More COVID-19 Takings Claims – Professional Beauty Federation Sues California

by: Joseph Grather
14 May 2020

I’m not keeping a running tally, but the list of suits challenging broad executive “shutdown” orders grows daily.  Everyone who has gone without a haircut for the last 60+ days (including yours truly) are rooting for the licensed beauticians to succeed!  The full text of the complaint is found here.  The gist of the takings’ claim lies in the assertion that plaintiffs and the other 500,000 licensed beauticians are barred from using State issued licenses without “just compensation.”  The licenses are the “property” allegedly taken.

Plaintiffs also raise an equal protection argument because – much like other State’s Orders – “essential” businesses are allowed to continue to operate while plaintiffs “have ceased licensed operations and have had no income from their respective Board-licensed activities in the beauty  professions since the Defendants issued the Orders.” The critical fact in this case is that workers supporting the entertainment industry are declared essential, including “beauticians, hair stylists, and manicurists” employed by film studios.  Whereas, privately Stated-licensed “beauticians, hair stylists, and manicurists” are “non-essential” and barred from operating (even if they could comply with CDC “social distancing” guidelines).

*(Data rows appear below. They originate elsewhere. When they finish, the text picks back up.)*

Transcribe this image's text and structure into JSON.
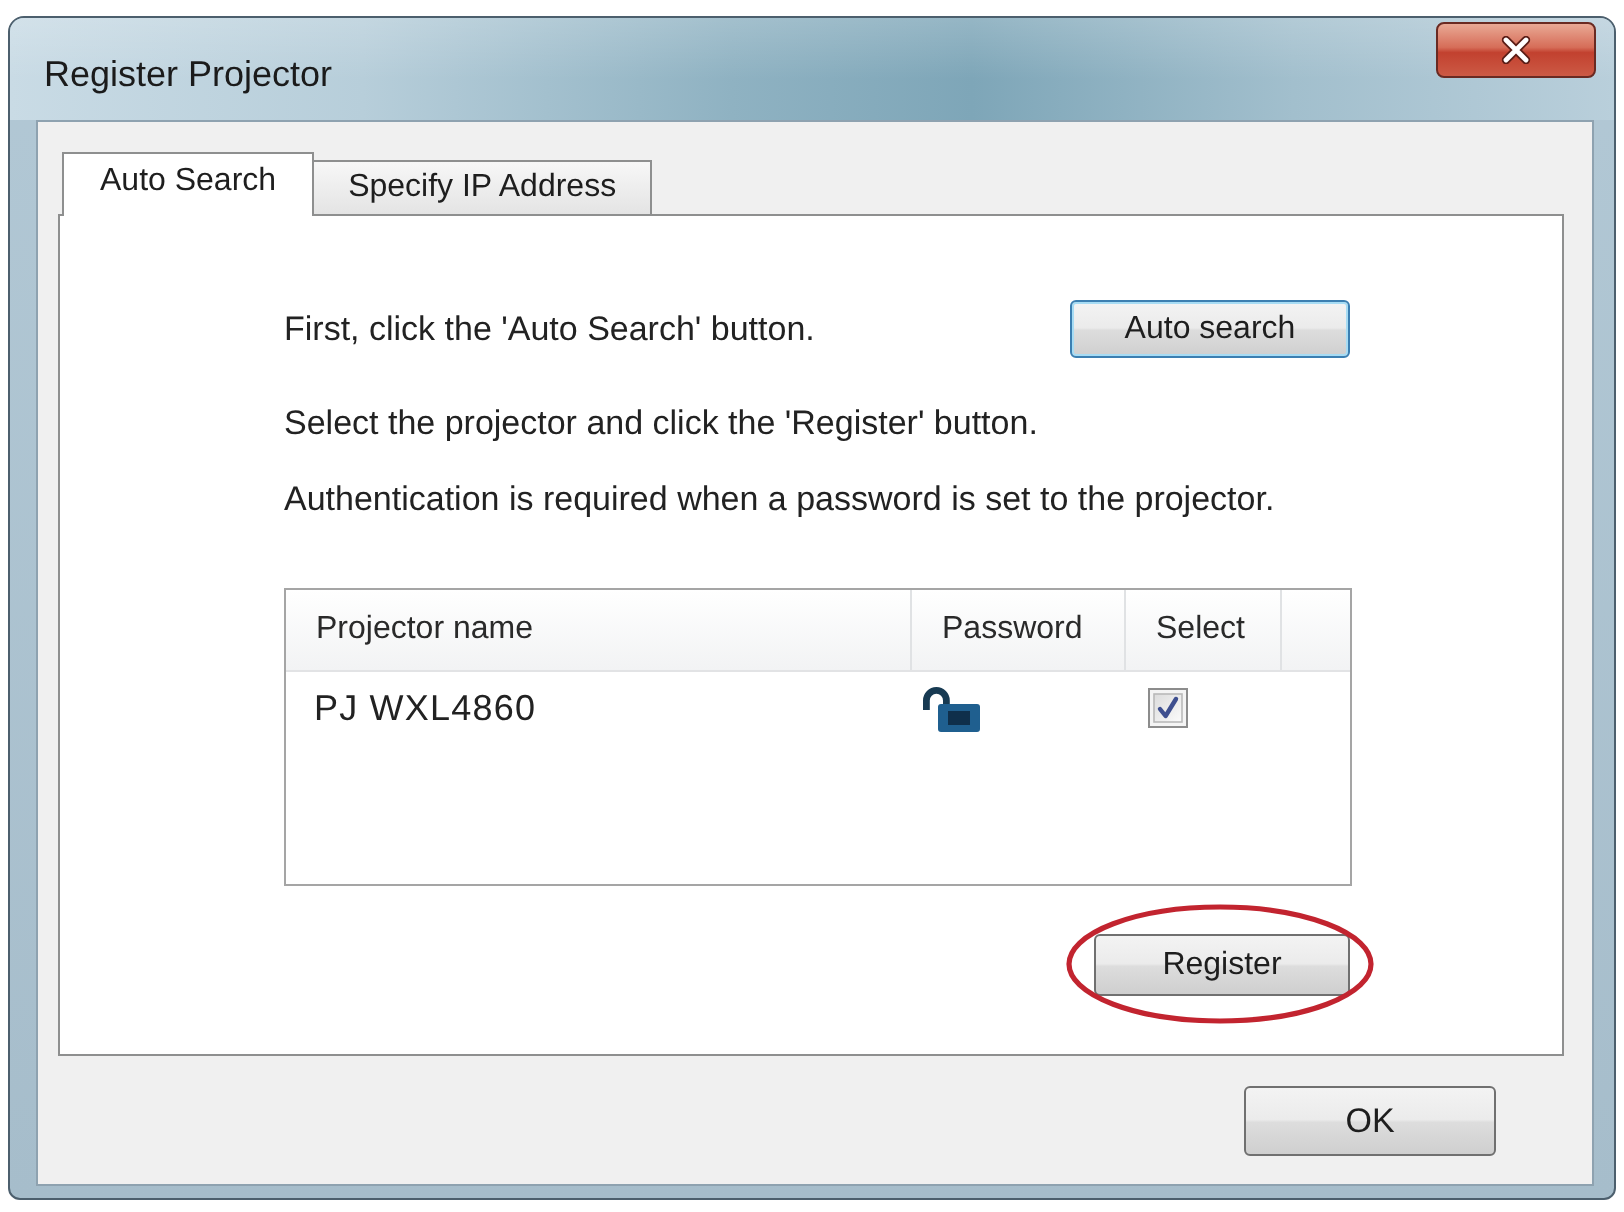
{
  "window": {
    "title": "Register Projector"
  },
  "tabs": [
    {
      "label": "Auto Search",
      "selected": true
    },
    {
      "label": "Specify IP Address",
      "selected": false
    }
  ],
  "instructions": [
    "First, click the 'Auto Search' button.",
    "Select the projector and click the 'Register' button.",
    "Authentication is required when a password is set to the projector."
  ],
  "auto_search_button": {
    "label": "Auto search",
    "focused": true
  },
  "projector_list": {
    "columns": [
      "Projector name",
      "Password",
      "Select"
    ],
    "rows": [
      {
        "name": "PJ WXL4860",
        "locked": false,
        "checked": true,
        "selected": false
      }
    ]
  },
  "register_button": {
    "label": "Register",
    "circled": true
  },
  "ok_button": {
    "label": "OK"
  }
}
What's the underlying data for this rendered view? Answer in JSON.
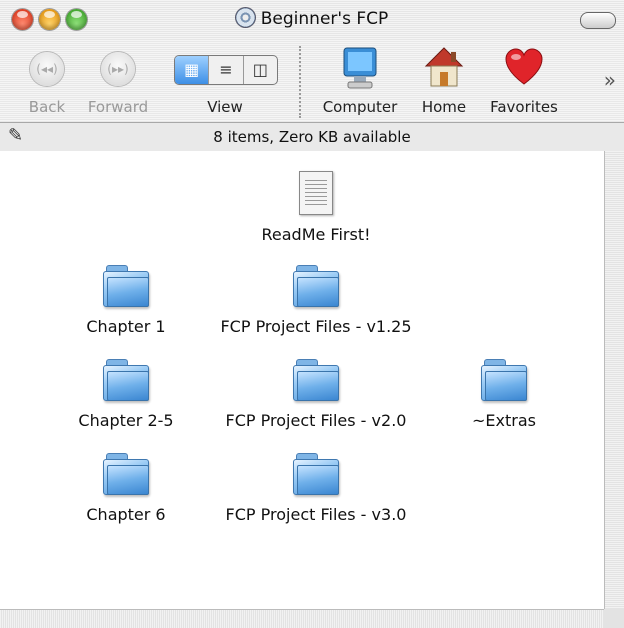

Overly broad Executive Orders that facially provide preferential treatment to one class of persons may violate the Equal Protection Clause of hte 14th Amendment, and should not withstand judicial scrutiny even in the face of a national pandemic, especially where our collective efforts have resulted in a flattening of the virus curve.  Advocates of these individual liberties which are guaranteed to all Americans suggest that now it is time to flatten the economic curve and let those people who want to return to work, return to work.  The judicial branch has always been the best check on executive power, and our courts should be reviewing where Executive Orders may have gone too far.

While the framers of our Constitution might not have imagined times such as these, they crafted a Constitution that limited and separated governmental powers and reposed all power in the People.